Kim Hyun-kyung, Professor, Graduate School of Public Policy and Information Technology, Seoul National University of Science & Technology, in The Asia Business Daily (April 13, 2020)
South Korea has been caught up in the Nth Room cybercrime case, in which a shocking number of women and minors were subject to pornographic enslavement. Several individuals including Cho Joo-bin, now under investigation, were blackmailing victims and spreading sexually exploitative videos through the Telegram app. This case is the most recent in a series of similar cybercrimes, including the Burning Sun scandal of 2019 in which a number of high-profile K-pop stars were implicated.
Why is South Korea unable to put an end to such cybercrimes against women and minors?

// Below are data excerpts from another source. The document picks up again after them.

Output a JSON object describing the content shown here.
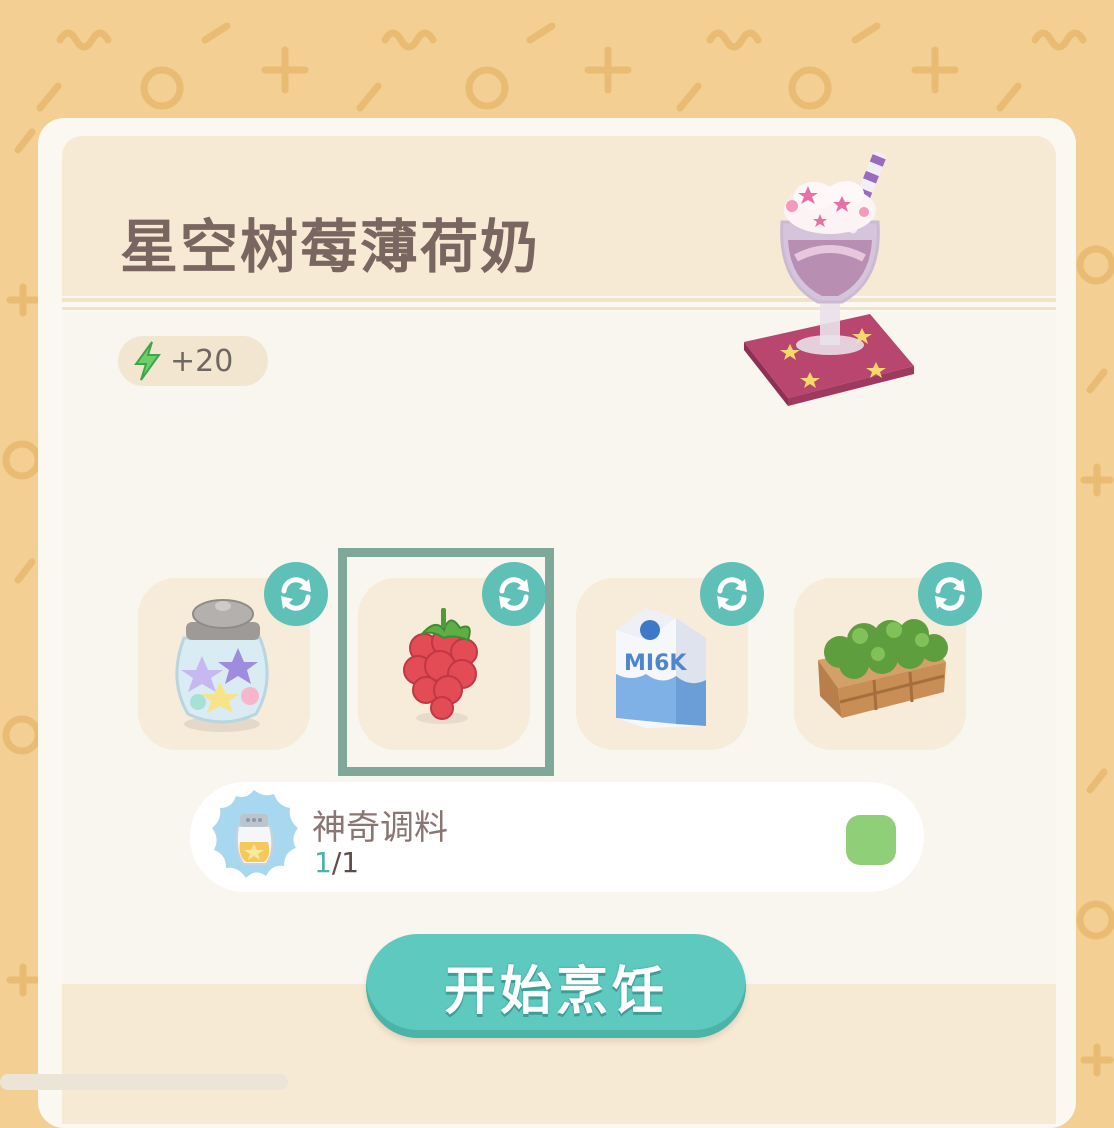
{
  "recipe": {
    "title": "星空树莓薄荷奶",
    "energy_bonus": "+20",
    "dish_icon": "starry-milkshake-icon"
  },
  "ingredients": [
    {
      "name": "star-candy-jar-icon",
      "swap_icon": "swap-icon"
    },
    {
      "name": "raspberry-icon",
      "swap_icon": "swap-icon",
      "selected": true
    },
    {
      "name": "milk-carton-icon",
      "swap_icon": "swap-icon"
    },
    {
      "name": "mint-crate-icon",
      "swap_icon": "swap-icon"
    }
  ],
  "seasoning": {
    "name": "神奇调料",
    "have": "1",
    "total": "/1",
    "icon": "magic-seasoning-jar-icon",
    "status_color": "#8fcf77"
  },
  "actions": {
    "cook_label": "开始烹饪"
  },
  "colors": {
    "background": "#f3cf93",
    "accent": "#5ec9bf",
    "selection_frame": "#7fa89a"
  }
}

First, the country has relatively lenient laws against cybersex crimes. From 2011 to 2015, out of 1,800 indictments for filming, distribution and sale of illegal pornographic content, only a meagre 5 percent resulted in imprisonment. In 2018, the average sentence imposed on people convicted of cybercrimes committed against children and minors was just two years. By contrast, child pornography in the US is a serious offense, the production of illegal content punishable by 15-30 years in prison.
Second, South Korea has not been proactive in cross-border cooperation against cybercrime. Media platforms that are often implicated in cybercrimes, such as Telegram, do not disclose server locations and do not store all their data in one place. The South Korean government must step up its international cooperation, starting by joining the Budapest Convention on Cybercrime and discouraging use of uncooperative foreign platforms.
Finally, the government has not taken enough measures to address cybercrime. The government has increased monitoring of illegal digital pornographic content and applied more pressure on platform providers to take responsibility and implement controls. But such measures have been insufficient and ineffective.
Given what little has been done so far, it seems unlikely that the Nth Room case will be the last of its kind in South Korea.